民主平和党のキム・ジョンヒョン報道官も論評で「今になって弾劾を否定することは国民をさらに不幸にするだけ。政治指導者としての資格が疑われる」と苦言を呈し、正義党のチョン・ホジン報道官も「国らしい国を造ろうとろうそくを手にした国民に対する不正であり冒涜」と非難しました。

けれども、韓国のネットユーザーは、50代を中心にした幅広い年齢層から「朴前大統領は崔順実に利用されただけ。弾劾は見直すべき」、「ろうそくデモは自発的な参加者もいたけど、団体やメディアの影響も強かった」、「本当に間違っていたのなら弾劾は当然なこと。でも弾劾して権力を手にした人が同じことをしている。文大統領は自分にとっていい話しか聞かない。前大統領と何が違うの?」などと、擁護派の意見が上位を占めているそうです。

中には、「文大統領は弾劾の準備でもした方がいいと思うよ。やってることを見たら、もはや独裁政権に戻りつつある」との声まであがる始末。若年層以外もかなり厳しい目を向けているのですね。

弾劾なり、選挙なりで大統領を辞任や落選に追い込むのは国民の権利だとしても、民主国家である以上、その責任と結果についても国民が追わなければなりません。

国民が選挙で選んだ大統領を、国民自ら弾劾するといとは、自分達が間違っていたということに他なりません。人は間違うものだというのは仕方ないにしても、そこから何某かの教訓を得ないことには、堂々巡りを繰り返すばかりで一歩も前に進みません。

弾劾とは「罪や不正を調べ上げて公開し、責任を問うこと」です。

ですから、民主国家において大統領を弾劾するということは、国民が自分自身の罪や不正を調べて、責任を問うことと同じです。国民自身が自らの過ちを認め、そこから教訓を得なければならない。
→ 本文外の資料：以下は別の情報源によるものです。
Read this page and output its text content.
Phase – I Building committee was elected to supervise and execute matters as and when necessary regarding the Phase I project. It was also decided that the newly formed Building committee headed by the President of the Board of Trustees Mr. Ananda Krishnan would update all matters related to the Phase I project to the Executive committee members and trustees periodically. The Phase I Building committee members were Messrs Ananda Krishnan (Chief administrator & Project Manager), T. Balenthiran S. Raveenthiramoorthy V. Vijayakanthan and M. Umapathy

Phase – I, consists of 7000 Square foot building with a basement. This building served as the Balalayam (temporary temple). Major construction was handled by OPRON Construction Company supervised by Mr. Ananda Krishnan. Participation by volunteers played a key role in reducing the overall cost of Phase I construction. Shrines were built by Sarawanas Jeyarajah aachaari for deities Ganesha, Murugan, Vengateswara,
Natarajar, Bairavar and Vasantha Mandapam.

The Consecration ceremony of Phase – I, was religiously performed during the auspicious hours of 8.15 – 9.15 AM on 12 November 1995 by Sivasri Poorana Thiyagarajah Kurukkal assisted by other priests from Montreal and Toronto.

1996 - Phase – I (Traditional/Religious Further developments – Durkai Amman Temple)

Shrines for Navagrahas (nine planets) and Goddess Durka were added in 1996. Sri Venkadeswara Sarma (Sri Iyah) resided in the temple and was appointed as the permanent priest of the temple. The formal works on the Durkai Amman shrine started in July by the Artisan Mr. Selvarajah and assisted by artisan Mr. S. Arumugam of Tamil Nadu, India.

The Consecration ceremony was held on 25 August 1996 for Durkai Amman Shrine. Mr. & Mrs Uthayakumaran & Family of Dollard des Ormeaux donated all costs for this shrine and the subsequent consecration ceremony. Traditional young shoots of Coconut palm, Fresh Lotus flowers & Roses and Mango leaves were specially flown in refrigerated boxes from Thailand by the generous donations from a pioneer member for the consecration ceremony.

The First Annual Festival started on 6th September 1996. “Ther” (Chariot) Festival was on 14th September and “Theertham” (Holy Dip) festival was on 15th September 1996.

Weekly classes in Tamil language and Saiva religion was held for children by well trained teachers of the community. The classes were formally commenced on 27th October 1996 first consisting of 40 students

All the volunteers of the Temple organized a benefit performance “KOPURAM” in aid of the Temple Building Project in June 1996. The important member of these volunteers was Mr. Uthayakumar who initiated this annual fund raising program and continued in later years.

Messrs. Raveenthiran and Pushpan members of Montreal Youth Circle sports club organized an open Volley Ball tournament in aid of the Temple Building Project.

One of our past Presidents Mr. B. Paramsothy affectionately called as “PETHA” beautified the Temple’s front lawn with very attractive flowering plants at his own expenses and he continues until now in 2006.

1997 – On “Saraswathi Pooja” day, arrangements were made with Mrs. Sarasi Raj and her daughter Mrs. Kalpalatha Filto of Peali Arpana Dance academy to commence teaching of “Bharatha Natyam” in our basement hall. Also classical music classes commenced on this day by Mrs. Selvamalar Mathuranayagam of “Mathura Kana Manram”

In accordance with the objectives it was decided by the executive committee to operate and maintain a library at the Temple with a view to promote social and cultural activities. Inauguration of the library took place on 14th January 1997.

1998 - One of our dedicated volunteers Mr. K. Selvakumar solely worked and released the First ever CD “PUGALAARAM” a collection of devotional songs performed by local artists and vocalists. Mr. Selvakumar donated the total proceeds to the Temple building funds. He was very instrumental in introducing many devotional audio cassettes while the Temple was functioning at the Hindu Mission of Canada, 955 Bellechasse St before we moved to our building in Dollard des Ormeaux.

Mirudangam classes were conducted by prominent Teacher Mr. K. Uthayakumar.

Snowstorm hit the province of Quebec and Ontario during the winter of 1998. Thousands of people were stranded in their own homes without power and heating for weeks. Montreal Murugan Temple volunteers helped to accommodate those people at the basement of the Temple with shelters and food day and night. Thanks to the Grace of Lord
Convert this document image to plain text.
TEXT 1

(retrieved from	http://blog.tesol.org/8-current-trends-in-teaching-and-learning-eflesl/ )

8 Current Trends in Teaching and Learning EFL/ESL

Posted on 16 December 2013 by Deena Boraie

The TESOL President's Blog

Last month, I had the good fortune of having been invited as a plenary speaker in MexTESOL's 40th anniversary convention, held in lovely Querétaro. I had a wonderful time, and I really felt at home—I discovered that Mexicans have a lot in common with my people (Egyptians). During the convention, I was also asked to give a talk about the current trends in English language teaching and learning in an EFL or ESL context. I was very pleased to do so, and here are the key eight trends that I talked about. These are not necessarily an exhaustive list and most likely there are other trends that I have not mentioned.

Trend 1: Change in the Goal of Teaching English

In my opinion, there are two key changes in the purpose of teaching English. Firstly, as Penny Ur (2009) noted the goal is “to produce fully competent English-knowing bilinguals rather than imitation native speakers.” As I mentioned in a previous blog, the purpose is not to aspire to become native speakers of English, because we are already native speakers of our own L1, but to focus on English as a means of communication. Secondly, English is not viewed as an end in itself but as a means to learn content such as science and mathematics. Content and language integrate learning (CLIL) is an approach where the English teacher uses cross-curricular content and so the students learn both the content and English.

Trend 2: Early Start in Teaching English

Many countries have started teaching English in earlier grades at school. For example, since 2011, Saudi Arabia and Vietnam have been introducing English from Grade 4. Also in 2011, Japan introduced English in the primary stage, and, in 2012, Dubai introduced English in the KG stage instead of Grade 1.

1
つまり、一言に弾劾するといっても、自分ではない誰かの責任を問うて首を飛ばして悦に入っているのと、自分たちが愚かな選択をしたと反省し、二度とすまいと教訓を得て、再び歩き始めるのとではその結果は全然違うということです。

果たして、韓国はどちらなのか。

未来は現在ただいまからの思いと行動によって紡ぎ出されていきます。

もしも、韓国の人たちが直視する「過去」が、文在寅政権に対する不満という「思い」にあり、見つめる「未来」が、首を挿げ替えればいいという「弾劾」にしかないのであれば、それは自分ではない誰かにすべてを委ねていることとあまり変わりません。

韓国は日本に対していつも「過去を直視しろ」と口にしますけれども、自分達が大統領を選び、そして弾劾した過去について、自分たちが一体何を直視したのかを深く問うべきだと思いますね。